Durante un instante sintió sus identidades, casi su sustancia, pasando sobre su cabeza como una ola. En algún momento sería como ellas; no, en realidad ya lo era; era una de ellas, su cuerpo era igual, idéntico, fundido con aquella otra carne que inundaba el aire de aquella habitación llena de flores y de su aroma dulzón y orgánico; se ahogaba en aquel denso mar de los sargazos de feminidad. Respiró profundamente, devolviendo su cuerpo y su mente hasta su yo, igual que una criatura marina contraería sus tentáculos; deseaba algo sólido, claro: un hombre.
La mujer comestible (Margaret Atwood, 1969) es la historia de Marian, una chica que trabaja en una empresa de encuestas cuyas expectativas profesionales no van más allá de quedarse en su puesto, precario, durante años. Estamos en el Canadá de los 60, donde solo las mujeres solteras se mantienen en activo profesionalmente. Marian tiene un novio, Peter, que siempre se ha mostrado devastado cada vez que uno de sus amigos ha contraído matrimonio. Pero, pese a las reticencias de ambos, Marian y Peter deciden casarse. Error en el sistema. Y Marian empieza, a su pesar, a no poder ingerir alimentos que anteriormente estuviesen vivos. Vamos, que se hace crudivegana en los 60 sin ser ella nada de eso. Margaret Atwood, siempre tan avanzada, creó una primera novela protofeminista y protovegana.
De nuevo, vuelvo a hablar de lo que yo llamo TOC literario. Sin ánimo de querer ser pesada, cierto es que, sin ese trastorno obsesivo compulsivo aplicado a mis hábitos de lectura, es muy posible que ni estuviese escribiendo sobre esta novela. Leí otra obra de Atwood, Cat’s eye, y me gustó tanto que decidí leerme las demás en orden cronlógico. A veces a una le gusta complicarse la vida sin motivo.

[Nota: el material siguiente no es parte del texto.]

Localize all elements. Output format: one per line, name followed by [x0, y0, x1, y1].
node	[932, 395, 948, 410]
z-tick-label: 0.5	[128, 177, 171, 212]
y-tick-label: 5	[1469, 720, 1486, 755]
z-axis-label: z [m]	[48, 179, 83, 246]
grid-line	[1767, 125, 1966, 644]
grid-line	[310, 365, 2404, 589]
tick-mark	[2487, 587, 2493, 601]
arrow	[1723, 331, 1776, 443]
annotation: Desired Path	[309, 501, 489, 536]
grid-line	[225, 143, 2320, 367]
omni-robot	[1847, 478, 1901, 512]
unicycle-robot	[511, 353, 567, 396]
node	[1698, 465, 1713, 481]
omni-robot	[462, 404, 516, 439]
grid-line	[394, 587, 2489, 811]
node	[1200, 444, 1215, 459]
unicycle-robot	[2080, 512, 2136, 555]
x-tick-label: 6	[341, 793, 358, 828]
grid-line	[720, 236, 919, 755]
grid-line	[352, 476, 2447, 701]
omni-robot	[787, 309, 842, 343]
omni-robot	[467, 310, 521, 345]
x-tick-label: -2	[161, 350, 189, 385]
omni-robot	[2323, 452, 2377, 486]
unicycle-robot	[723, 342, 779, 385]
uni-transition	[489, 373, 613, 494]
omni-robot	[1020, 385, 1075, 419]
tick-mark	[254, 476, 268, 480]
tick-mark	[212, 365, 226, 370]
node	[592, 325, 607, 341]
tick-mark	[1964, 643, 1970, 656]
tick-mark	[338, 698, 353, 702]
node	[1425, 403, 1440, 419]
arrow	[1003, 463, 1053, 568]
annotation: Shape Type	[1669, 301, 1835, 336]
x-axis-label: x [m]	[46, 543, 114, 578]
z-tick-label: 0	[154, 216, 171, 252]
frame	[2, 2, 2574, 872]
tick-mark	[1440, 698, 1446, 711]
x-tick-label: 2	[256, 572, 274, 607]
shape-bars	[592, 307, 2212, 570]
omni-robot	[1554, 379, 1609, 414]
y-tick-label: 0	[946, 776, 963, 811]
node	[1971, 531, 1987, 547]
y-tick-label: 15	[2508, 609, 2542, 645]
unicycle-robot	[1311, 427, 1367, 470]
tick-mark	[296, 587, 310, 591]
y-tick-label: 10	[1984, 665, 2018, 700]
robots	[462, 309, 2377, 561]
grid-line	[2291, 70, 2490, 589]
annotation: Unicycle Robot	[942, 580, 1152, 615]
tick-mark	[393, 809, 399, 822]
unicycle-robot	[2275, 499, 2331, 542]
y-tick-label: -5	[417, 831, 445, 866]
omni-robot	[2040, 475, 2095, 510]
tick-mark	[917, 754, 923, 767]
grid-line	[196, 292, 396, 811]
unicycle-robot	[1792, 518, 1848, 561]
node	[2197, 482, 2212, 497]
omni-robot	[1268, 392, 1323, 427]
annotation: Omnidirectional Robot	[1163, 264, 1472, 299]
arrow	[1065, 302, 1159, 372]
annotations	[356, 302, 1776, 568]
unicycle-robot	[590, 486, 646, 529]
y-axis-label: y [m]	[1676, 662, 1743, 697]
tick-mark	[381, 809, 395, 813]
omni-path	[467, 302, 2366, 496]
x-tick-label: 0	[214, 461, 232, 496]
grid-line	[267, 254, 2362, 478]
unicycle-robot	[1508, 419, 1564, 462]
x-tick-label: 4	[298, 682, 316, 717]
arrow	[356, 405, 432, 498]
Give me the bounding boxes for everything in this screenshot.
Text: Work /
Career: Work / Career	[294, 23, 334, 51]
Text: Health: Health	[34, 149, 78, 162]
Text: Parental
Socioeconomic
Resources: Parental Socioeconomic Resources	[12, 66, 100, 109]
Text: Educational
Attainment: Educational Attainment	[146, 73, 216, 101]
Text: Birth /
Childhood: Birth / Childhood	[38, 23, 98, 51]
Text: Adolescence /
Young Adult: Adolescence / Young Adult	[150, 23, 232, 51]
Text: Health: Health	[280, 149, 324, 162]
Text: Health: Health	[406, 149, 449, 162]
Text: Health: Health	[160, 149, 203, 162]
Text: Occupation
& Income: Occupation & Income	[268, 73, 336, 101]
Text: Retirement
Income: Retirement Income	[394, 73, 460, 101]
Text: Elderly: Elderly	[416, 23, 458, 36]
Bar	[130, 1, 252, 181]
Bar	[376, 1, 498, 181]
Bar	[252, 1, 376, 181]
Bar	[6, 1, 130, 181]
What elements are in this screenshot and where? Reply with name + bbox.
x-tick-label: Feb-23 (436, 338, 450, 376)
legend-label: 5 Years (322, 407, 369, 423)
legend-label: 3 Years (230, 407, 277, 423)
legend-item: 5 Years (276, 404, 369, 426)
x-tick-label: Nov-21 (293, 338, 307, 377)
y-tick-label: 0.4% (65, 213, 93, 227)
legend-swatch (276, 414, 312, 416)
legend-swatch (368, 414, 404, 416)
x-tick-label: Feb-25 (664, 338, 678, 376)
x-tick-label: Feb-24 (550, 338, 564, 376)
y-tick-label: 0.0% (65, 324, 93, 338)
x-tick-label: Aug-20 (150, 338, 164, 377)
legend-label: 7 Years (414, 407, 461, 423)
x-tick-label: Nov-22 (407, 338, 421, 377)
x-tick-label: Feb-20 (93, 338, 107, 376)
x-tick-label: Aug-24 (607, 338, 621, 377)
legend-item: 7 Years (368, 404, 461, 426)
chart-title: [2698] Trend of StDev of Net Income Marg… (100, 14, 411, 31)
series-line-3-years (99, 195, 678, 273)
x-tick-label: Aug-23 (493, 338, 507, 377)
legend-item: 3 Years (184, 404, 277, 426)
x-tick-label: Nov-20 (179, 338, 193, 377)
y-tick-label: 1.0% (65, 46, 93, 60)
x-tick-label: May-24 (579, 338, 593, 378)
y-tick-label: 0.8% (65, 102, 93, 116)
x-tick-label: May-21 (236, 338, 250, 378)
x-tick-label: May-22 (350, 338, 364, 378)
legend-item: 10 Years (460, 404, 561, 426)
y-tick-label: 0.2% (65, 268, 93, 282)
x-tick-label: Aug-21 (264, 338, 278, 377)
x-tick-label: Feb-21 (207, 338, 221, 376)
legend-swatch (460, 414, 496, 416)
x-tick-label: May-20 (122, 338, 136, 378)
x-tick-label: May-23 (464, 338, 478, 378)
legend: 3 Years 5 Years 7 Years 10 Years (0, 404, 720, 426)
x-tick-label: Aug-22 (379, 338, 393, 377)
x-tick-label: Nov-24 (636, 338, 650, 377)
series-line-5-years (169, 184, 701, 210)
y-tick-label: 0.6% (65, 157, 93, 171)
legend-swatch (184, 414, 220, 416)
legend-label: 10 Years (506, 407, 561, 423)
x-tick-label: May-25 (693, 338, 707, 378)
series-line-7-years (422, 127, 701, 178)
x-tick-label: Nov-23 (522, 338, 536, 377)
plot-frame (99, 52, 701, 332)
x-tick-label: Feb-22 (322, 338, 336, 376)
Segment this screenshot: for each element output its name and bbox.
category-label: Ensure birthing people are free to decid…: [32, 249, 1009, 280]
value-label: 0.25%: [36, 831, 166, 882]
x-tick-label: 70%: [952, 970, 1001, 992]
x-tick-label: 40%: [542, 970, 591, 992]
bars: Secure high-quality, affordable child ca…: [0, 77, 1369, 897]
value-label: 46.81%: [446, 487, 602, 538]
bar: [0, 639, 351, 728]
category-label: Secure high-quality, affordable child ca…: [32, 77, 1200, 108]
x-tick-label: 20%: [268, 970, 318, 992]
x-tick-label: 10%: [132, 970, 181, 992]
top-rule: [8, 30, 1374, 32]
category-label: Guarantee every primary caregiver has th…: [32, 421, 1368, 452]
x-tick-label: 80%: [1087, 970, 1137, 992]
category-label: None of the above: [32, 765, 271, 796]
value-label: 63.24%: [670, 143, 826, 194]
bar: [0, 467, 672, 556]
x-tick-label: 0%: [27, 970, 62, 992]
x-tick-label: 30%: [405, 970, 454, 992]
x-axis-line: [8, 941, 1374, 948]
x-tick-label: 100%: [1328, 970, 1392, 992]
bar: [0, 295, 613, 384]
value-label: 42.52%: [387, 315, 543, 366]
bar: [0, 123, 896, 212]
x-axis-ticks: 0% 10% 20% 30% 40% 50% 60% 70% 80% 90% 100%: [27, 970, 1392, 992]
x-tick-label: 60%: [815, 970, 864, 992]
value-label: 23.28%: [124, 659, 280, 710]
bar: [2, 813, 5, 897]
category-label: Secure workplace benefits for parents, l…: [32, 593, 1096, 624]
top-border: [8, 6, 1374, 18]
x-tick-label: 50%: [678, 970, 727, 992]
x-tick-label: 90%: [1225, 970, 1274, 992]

La publicación de La mujer comestible data de 1969, aunque fue escrita cuatro años antes por una jovencísima autora. Llama la atención que, centrándose gran parte de la trama en las desigualdades de género dentro del ámbito laboral, la primera novela de Atwood fuese olvidada en un cajón durante un par de años. El editor la tenía guardada/perdida y ni se le ocurrió publicarla hasta que la autora ganó un conocido certamen de poesía. Entonces, como por arte de magia, la encontró. Eso sí, ni siquiera la leyó antes de mandarla a la imprenta.
No sé cómo eran los editores canadienses de los 60 pero, desde luego, si se la hubiese leído quizás no se hubiese dado tanta prisa.